Pentagon Wants to Classify Its Future Plans

The Pentagon wants to make its future plans even more secret.

New documents released March 30 show the Defense Department asking Congress for authority to stop producing an unclassified version of its Future Years Defense Program—its five-year plan for future spending that is released alongside its budget. Required since 1989, the FYDP shows the Pentagon’s near-future priorities and spending plans in the “out-years,” which drive its decision making.

According to a March 6 proposal, first published by the Federation of American Scientists, the Pentagon argues it should not make the document public, starting with the fiscal 2021 defense authorization bill.

“The department is concerned that attempting publication of unclassified FYDP data might inadvertently reveal sensitive information,” the department wrote. “With the ready availability of data mining tools and techniques, and the large volume of data on the department’s operations and resources already available in the public domain, additional unclassified FYDP data, if it were released, potentially allows adversaries to derive sensitive information about the department’s weapons development, force structure, and strategic plans.”

Additionally, the Pentagon argues that releasing the plans potentially harms its interactions with industry because “exposing resources allocated to future acquisition plans may encourage bids and other development activities not beneficial to the government.”

The Pentagon would continue to give Congress the full, classified documents but the department is also asking lawmakers to strike a requirement that they certify the data used to construct the plan is accurate. This, the department argues, is unnecessary.

The proposal continues the Pentagon’s long push to classify more of its plans. In recent years, the department has decreased the public availability of the National Military Strategy, for example.

The increased classification in this year’s budget cycle is presenting a challenge for the Air Force, though leaders say it is required. Air Force Chief of Staff Gen. David Goldfein has said the service faces an uphill battle in presenting an open case for cutting legacy systems because much of what it plans to do in the future to replace those capabilities is classified.

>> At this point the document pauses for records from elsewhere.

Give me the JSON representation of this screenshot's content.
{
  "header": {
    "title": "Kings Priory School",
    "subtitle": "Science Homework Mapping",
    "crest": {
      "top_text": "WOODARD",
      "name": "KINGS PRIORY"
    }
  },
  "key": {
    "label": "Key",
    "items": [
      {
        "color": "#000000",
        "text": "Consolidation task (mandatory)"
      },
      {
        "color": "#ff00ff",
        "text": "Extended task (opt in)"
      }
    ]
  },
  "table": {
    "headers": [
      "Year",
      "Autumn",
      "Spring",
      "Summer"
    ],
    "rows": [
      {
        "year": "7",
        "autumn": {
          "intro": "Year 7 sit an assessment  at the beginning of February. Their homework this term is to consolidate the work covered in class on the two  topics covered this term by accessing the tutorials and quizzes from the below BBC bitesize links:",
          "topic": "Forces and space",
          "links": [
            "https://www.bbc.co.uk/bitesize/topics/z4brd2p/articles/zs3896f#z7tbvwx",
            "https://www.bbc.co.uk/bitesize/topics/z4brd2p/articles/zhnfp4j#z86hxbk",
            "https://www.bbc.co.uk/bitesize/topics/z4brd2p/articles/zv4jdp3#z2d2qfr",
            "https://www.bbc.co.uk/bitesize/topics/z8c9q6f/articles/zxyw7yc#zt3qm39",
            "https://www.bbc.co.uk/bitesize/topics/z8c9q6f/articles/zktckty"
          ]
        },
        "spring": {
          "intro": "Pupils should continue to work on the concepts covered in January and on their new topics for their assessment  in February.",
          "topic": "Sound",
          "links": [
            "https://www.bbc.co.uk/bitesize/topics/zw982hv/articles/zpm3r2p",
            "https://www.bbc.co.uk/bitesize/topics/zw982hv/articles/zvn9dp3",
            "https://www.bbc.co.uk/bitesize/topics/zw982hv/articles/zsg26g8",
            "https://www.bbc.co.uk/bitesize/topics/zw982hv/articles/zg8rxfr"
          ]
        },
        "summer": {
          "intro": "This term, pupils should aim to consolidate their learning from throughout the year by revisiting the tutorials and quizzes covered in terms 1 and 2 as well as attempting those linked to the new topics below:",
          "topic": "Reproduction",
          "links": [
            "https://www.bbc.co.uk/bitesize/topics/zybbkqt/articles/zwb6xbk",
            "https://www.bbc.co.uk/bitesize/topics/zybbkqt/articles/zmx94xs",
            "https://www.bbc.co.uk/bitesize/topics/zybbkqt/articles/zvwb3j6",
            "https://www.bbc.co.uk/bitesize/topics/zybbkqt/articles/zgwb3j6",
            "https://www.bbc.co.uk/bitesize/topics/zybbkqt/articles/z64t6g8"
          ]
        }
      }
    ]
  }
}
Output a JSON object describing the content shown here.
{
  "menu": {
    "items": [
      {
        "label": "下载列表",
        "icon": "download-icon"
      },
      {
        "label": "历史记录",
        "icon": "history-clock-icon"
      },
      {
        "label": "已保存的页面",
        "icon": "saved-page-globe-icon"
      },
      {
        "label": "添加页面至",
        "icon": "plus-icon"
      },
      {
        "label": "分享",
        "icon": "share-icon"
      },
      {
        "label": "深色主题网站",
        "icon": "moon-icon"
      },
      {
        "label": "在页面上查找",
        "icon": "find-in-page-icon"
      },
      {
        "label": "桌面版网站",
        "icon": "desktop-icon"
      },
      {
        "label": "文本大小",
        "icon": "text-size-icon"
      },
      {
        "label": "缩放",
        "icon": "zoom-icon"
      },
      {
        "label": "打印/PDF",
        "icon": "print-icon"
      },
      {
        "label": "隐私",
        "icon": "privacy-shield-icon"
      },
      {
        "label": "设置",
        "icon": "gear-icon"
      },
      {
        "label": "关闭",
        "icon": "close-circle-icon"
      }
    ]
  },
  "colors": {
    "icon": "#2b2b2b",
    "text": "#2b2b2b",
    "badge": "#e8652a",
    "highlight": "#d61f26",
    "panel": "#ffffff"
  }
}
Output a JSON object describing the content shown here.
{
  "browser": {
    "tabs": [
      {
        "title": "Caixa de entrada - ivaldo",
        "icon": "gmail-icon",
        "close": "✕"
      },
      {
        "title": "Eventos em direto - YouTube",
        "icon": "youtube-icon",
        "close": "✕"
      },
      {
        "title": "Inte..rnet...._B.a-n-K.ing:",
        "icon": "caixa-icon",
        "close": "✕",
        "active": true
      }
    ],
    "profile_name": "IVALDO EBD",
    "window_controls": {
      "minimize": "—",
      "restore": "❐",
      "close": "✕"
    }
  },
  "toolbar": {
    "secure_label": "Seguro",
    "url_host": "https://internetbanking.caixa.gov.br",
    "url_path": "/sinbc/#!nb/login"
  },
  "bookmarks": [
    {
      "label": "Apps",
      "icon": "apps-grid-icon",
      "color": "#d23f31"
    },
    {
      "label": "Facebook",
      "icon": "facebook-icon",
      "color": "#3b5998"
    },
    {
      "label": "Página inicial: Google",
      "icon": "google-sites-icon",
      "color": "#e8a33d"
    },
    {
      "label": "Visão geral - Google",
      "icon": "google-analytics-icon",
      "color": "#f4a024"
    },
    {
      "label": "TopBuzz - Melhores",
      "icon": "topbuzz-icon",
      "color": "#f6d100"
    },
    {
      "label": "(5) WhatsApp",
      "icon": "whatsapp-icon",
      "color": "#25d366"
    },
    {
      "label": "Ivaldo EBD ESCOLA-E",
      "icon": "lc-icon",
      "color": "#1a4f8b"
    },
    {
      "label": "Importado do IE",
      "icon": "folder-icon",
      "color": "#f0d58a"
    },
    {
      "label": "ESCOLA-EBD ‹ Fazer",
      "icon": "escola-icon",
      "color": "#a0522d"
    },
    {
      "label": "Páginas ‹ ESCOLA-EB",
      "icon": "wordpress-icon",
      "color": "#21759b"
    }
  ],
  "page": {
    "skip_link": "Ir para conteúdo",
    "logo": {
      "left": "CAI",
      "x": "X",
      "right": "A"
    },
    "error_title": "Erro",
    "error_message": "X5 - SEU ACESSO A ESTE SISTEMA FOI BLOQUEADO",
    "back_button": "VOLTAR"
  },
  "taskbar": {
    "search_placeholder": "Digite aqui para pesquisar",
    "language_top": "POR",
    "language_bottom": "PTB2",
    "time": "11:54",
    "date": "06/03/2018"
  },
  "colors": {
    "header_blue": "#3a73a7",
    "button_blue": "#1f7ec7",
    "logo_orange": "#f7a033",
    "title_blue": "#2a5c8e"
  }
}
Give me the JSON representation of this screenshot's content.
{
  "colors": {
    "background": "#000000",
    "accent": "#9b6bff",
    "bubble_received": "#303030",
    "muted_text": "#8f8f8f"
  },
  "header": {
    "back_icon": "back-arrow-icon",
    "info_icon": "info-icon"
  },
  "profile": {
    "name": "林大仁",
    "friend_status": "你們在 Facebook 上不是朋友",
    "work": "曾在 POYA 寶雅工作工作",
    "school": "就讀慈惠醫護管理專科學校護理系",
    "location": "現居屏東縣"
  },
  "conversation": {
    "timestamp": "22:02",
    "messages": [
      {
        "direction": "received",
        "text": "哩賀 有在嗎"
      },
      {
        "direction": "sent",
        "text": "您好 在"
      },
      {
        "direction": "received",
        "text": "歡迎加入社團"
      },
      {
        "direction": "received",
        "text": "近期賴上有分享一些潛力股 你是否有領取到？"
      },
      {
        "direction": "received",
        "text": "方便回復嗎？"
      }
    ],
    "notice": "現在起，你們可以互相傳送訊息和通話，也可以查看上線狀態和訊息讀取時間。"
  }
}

“Not surprisingly, of the services, the air and space forces have the largest classified portfolio of investment. This makes the story harder to tell,” Goldfein told lawmakers in early March. “Since most of what we’re retiring is unclassified and visible, while many of our game-changing investments are classified and therefore invisible, we want to thank many of you for taking our classified briefing and offer it to any of you, or your staff, between now and endgame. When you see what we’re trading for, our budget submission will make perfect sense.”